Após a aprovação do PL que estende os benefícios para a indústria de semicondutores no Brasil, o secretário de Desenvolvimento Industrial, Inovação, Comércio e Serviços do Ministério do Desenvolvimento, Uallace Moreira, comemorou nas redes sociais: “Esse projeto vai alavancar os investimentos do setor de semicondutores no Brasil”, anunciou triunfante.

Com mestrado e doutorado pela Unicamp, Moreira tem fértil pesquisa na área de política industrial, inclusive com uma carreira internacional em entidades como BID, Cepal e Korean Institute for Economic Policy. Nas suas publicações, fica evidente a crença na estratégia de países em desenvolvimento superarem a armadilha da renda média por meio de saltos tecnológicos em setores dinâmicos, como o de tecnologia.

A experiência brasileira com a promoção da indústria de semicondutores, porém, mostra que esse processo é muito mais difícil do que se imagina.

Lançado em janeiro de 2007, o Padis concede uma série de isenções de tributos para a aquisição de insumos e bens de capital, inclusive importados, destinados à produção de chips e memórias no país, além de zerar a cobrança de Pis/Cofins, IPI e imposto de renda e contribuição sobre o lucro dessas empresas. Como contrapartida, os beneficiários devem investir pelo menos 5% de seu faturamento em P&D.
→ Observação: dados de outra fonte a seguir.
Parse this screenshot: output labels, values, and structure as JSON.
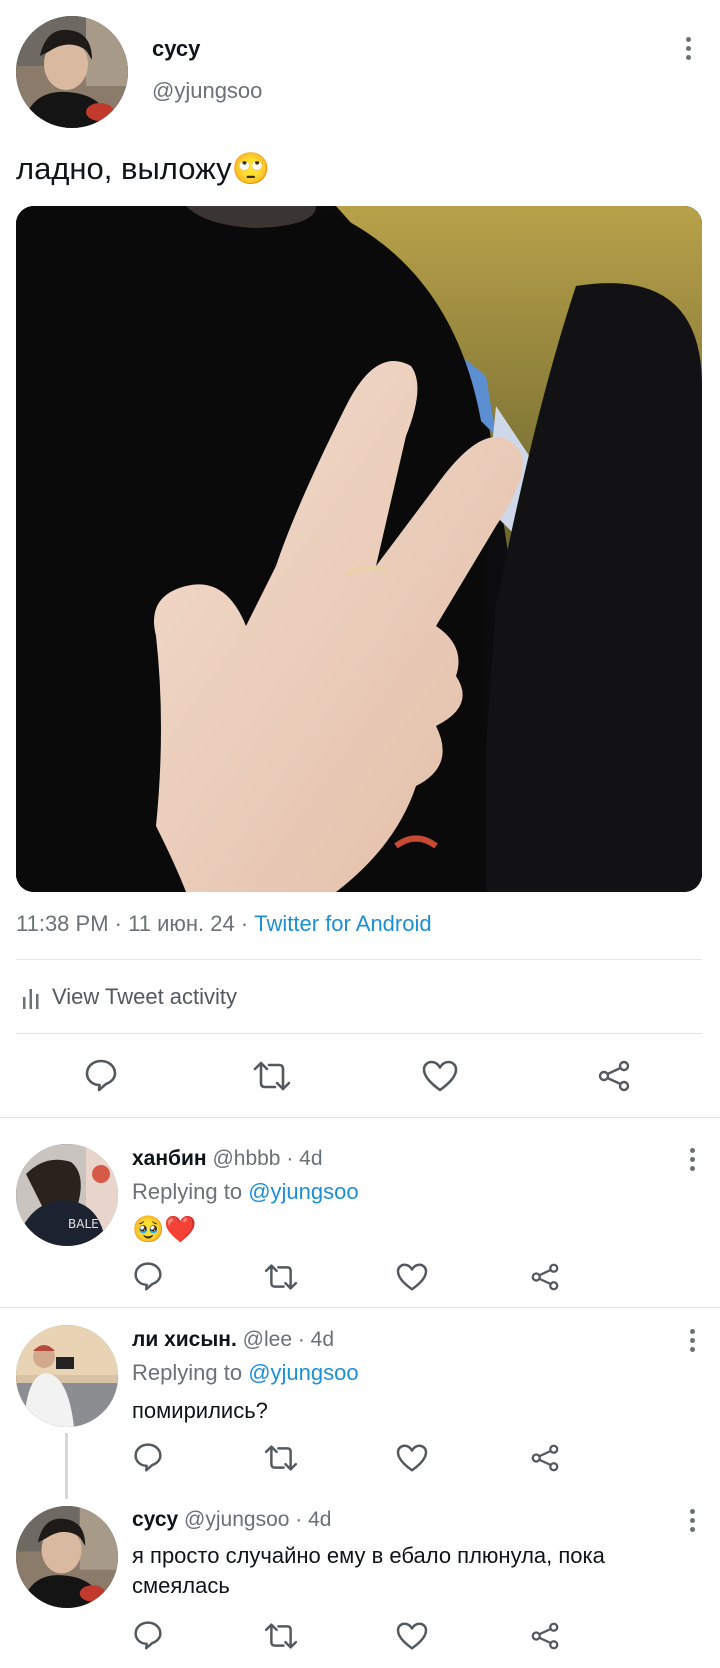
{
  "tweet": {
    "author_name": "сусу",
    "author_handle": "@yjungsoo",
    "text": "ладно, выложу",
    "emoji": "🙄",
    "time": "11:38 PM",
    "separator": "·",
    "date": "11 июн. 24",
    "source": "Twitter for Android",
    "activity_label": "View Tweet activity"
  },
  "actions_icons": [
    "reply-icon",
    "retweet-icon",
    "like-icon",
    "share-icon"
  ],
  "replies": [
    {
      "name": "ханбин",
      "handle": "@hbbb",
      "age": "· 4d",
      "replying_prefix": "Replying to",
      "replying_to": "@yjungsoo",
      "text": "🥹❤️"
    },
    {
      "name": "ли хисын.",
      "handle": "@lee",
      "age": "· 4d",
      "replying_prefix": "Replying to",
      "replying_to": "@yjungsoo",
      "text": "помирились?"
    },
    {
      "name": "сусу",
      "handle": "@yjungsoo",
      "age": "· 4d",
      "text": "я просто случайно ему в ебало плюнула, пока смеялась"
    }
  ],
  "colors": {
    "link": "#1d8fd9",
    "secondary_text": "#6b7176",
    "primary_text": "#0f1419",
    "divider": "#e1e5e8"
  }
}
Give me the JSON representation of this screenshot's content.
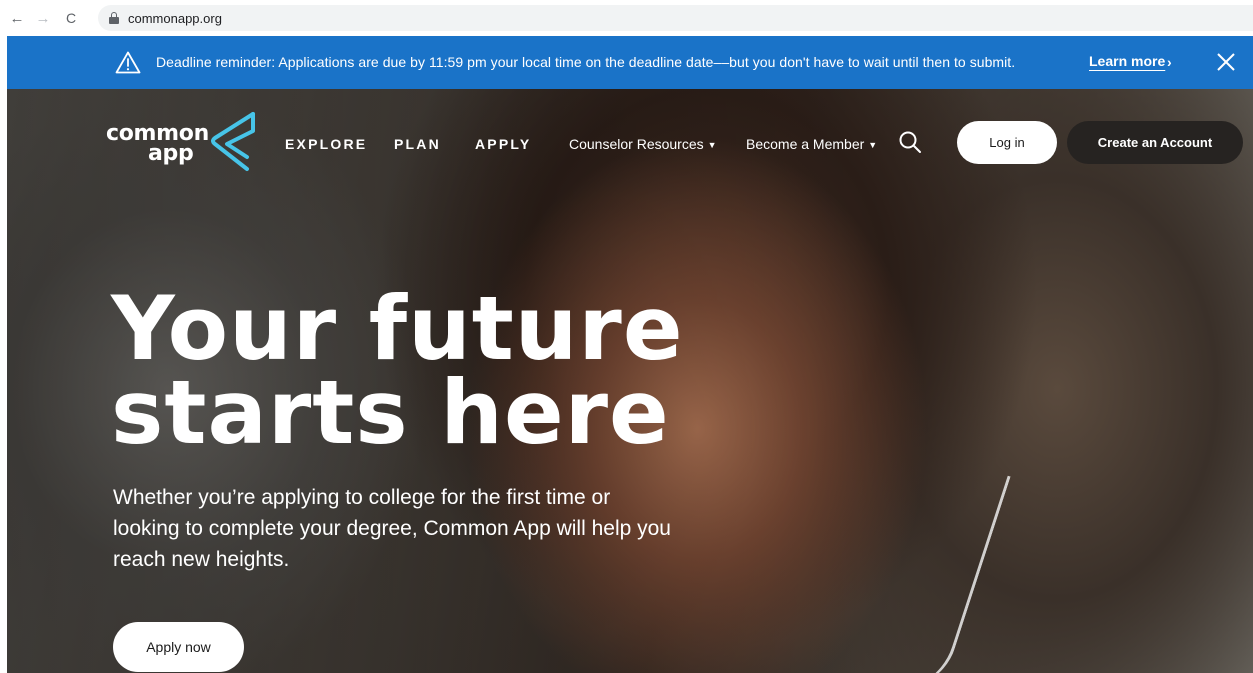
{
  "browser": {
    "back_glyph": "←",
    "forward_glyph": "→",
    "reload_glyph": "C",
    "url": "commonapp.org"
  },
  "banner": {
    "text": "Deadline reminder: Applications are due by 11:59 pm your local time on the deadline date––but you don't have to wait until then to submit.",
    "learn_more": "Learn more",
    "chevron": "›",
    "icons": {
      "warning": "warning-icon",
      "close": "close-icon"
    }
  },
  "header": {
    "logo": {
      "line1": "common",
      "line2": "app"
    },
    "nav": {
      "explore": "EXPLORE",
      "plan": "PLAN",
      "apply": "APPLY",
      "counselor_resources": "Counselor Resources",
      "become_member": "Become a Member",
      "caret": "▼"
    },
    "login": "Log in",
    "create_account": "Create an Account"
  },
  "hero": {
    "headline_line1": "Your future",
    "headline_line2": "starts here",
    "subtext": "Whether you’re applying to college for the first time or looking to complete your degree, Common App will help you reach new heights.",
    "cta": "Apply now"
  },
  "colors": {
    "banner_bg": "#1a73c8",
    "logo_accent": "#47c4e8",
    "create_btn_bg": "#262321"
  }
}
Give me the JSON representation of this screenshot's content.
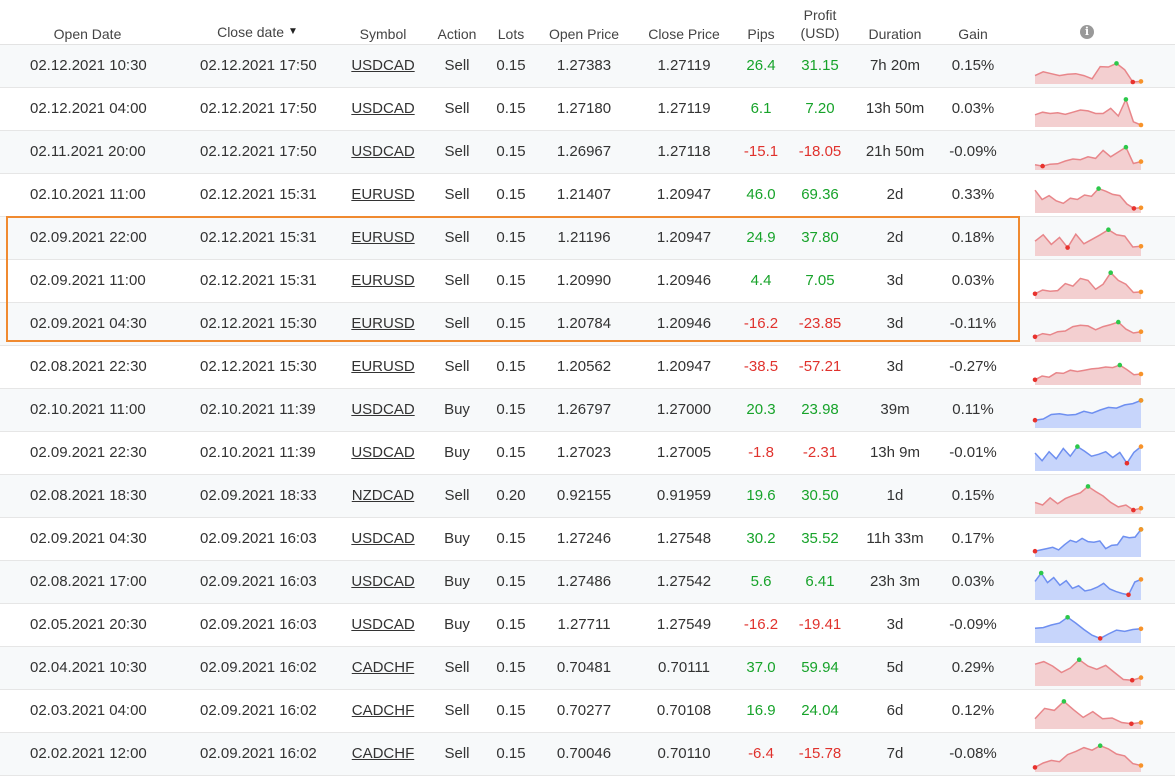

Passados dezessete anos, as empresas beneficiadas pelo programa deixaram de recolher mais de R$ 4,7 bilhões em tributos para os cofres públicos, com uma renúncia da ordem de R$ 360 milhões ao ano atualmente.

É difícil estimar qual o retorno do investimento estatal nessa iniciativa. O último relatório trienal que o Ministério do Desenvolvimento publicou sobre o programa, relativo a 2021, tem parcas cinco páginas, sendo que trechos inteiros são mera cópia das edições anteriores, de 2015 e 2018.

Por ele sabe-se que há quatro empresas produzindo chips ou memórias no país (Smart, Unitec, HT Micron e a estatal Ceitec), em diferentes estágios de desenvolvimento, com um investimento em pesquisa e desenvolvimento de R$ 90,2 milhões em 2019 como contrapartida para a renúncia fiscal.

Tampouco o Tribunal de Contas da União, o Ipea ou mesmo a academia se debruçaram seriamente sobre o programa. Num dos raros estudos sobre o Padis, Flávia Filippin, em sua premiada dissertação de mestrado na Unicamp, entrevistou executivos de empresas de semicondutores que afirmam que dificilmente as empresas produziriam no país sem os benefícios do programa. Ainda assim, um relatório de técnicos do BNDES (Rivera et al., 2015) classifica o setor como em estágio embrionário e dependente de incentivos.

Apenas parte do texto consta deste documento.